If you know me or have been reading this blog for any time at all, you probably are aware that I’m a bit color-obsessed.

I love how color changes with its environment and lighting.  Few things give me as much pleasure as the impact of a fresh coat of paint going onto a surface.

It’s spring now, and my mind goes naturally to paint color and it’s rather mysterious selection process.  Here are two amazing paint manufacturers and a really cool tool to help you choose.

1.  Donald Kaufman Color.   I’ve seen plenty of references to Donald Kaufman Color paints over the years – along with their uber-serious names like DKC-33.  (Honestly, no one names paints like Farrow & Ball: Mouseback, Arsenic, Down Pipe – they’re all so evocative.  But I digress . . .)   But in browsing through an old copy of Elle Decor (one of my favorite magazines), I found an article on the company and the man behind it.

His color palette is disctinctive, and I just love the artistic way he presents it on his website:

Paint color selection, Donald Kaufman Color

Donald Kaufman Color palette – a work of art itself.

If you go to Donald Kaufman Color website you can run your cursor over this image and the colors’ names will come up on your screen.  I just love how this color palette is a piece of art itself.

Kaufman was an art professor at UC Berkeley, painting houses on the side, when he began to develop a reputation as an extraordinary color guru.
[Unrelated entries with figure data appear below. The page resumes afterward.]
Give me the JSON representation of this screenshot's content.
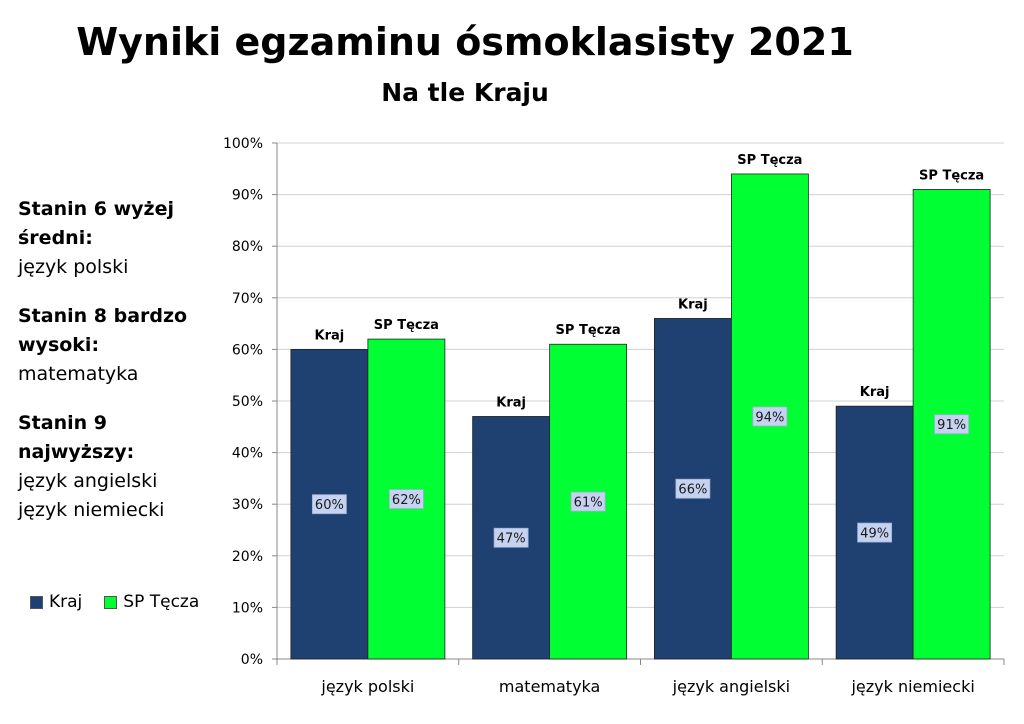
{
  "title": "Wyniki egzaminu ósmoklasisty 2021",
  "subtitle": "Na tle Kraju",
  "notes": [
    {
      "heading": "Stanin 6 wyżej średni:",
      "items": [
        "język polski"
      ]
    },
    {
      "heading": "Stanin 8 bardzo wysoki:",
      "items": [
        "matematyka"
      ]
    },
    {
      "heading": "Stanin 9 najwyższy:",
      "items": [
        "język angielski",
        "język niemiecki"
      ]
    }
  ],
  "colors": {
    "kraj": "#1f4172",
    "tecza": "#00ff33",
    "label_bg": "#c6d3f0"
  },
  "chart_data": {
    "type": "bar",
    "categories": [
      "język polski",
      "matematyka",
      "język angielski",
      "język niemiecki"
    ],
    "series": [
      {
        "name": "Kraj",
        "values": [
          60,
          47,
          66,
          49
        ]
      },
      {
        "name": "SP Tęcza",
        "values": [
          62,
          61,
          94,
          91
        ]
      }
    ],
    "value_labels": [
      [
        "60%",
        "47%",
        "66%",
        "49%"
      ],
      [
        "62%",
        "61%",
        "94%",
        "91%"
      ]
    ],
    "bar_captions": [
      "Kraj",
      "SP Tęcza"
    ],
    "y_ticks": [
      "0%",
      "10%",
      "20%",
      "30%",
      "40%",
      "50%",
      "60%",
      "70%",
      "80%",
      "90%",
      "100%"
    ],
    "ylim": [
      0,
      100
    ],
    "grid": true,
    "legend_position": "left"
  }
}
He consulted and in 1990 began his company, actually manufacturing the paint he’d been custom tinting for others for years.

The Donald Kaufman Color collection is thoughtfully edited so that no matter which color you select, it will look fabulous on your walls, and mesh nicely with any other color in the collection.

Donald Kaufman Color paints

I love the artistic mess you can see through the clear containers of paint.


2.  Sherwin Williams’ Snap It tool.

It’s the coolest thing ever for a color junky.  Download the tool and it’ll place an icon on your bookmark tabs.  You’ve got to log in to use the app, and you’ll have to copy the URL of the image you want into the app to make it work.  It’s fabulous if you have a favorite blog or Pinterest group – you can just keep copying that URL into the app, ‘snap’ on the image you love and Boom! your paint color palette appears.  It’s not perfect, but it is kinda addictive . . .

Sherwin-Williams Snap It paint color selection tool

Sherwin-Williams’ Snap It tool lets you find colors in your favorite photographs

On this one I even tried the “edit colors” button.  Again, not perfect, but oh-so-much-fun.

3.  Farrow & Ball paint.

When it comes right down to it, I just love Farrow & Ball (available locally from Patrick Street Interiors, with a sampling available here at Chartreuse & co).  When you go to a Farrow & Ball retailer, you’ll find shelves of mixed paint.  You don’t get a big can of white paint which then has so many drops or dribbles of pigment added and then shaken oh-so-vigorously to mix.  Farrow & Ball is mixed in huge vats in the UK, contains at least 30% pigment in each can, and is packaged and shipped with an unsurpassed level of consistency.  You open the unshaken can to find exactly that perfect color, calmly waiting within.  When I paint, I use Farrow & Ball.

In fact, we’ve been working on my daughter’s apartment this week (Mizzle in gloss for her bathroom, Pavilion Grey for her new cabinets in the kitchen)

Farrow & Ball's Mizzle on the walls

Farrow & Ball’s website gives colors, suggested complementary colors, and photos of them in use. You can purchase the paint online as well.

Farrow & Ball pavilion grey

Farrow & Ball’s Pavilion Grey on the walls of the kitchen

Yes, both of these paints are expensive.  But consider this:  cheaper paint lasts half as long and lacks the color integrity you get with premium paint.  In Sasha’s small apartment, it’s a full day job getting the painting done.  The difference in paint cost is about $70 – for the whole project.  It’s a bargain when you know you’ll be come up with exactly the right color and finish after all that work.  And if you’re paying a painter, the difference as a percentage of the cost of the job is negligible.

So there are my painting tips for the spring.  Our next project here on the farm is getting the house and barns painted.  HUGE undertaking, which will probably take us all summer.  But it’ll be beautiful when we’re finished.  (We’ll be using Farrow & Ball’s Railings as trim and a grey stain on the walls to maintain some of the weathered look.)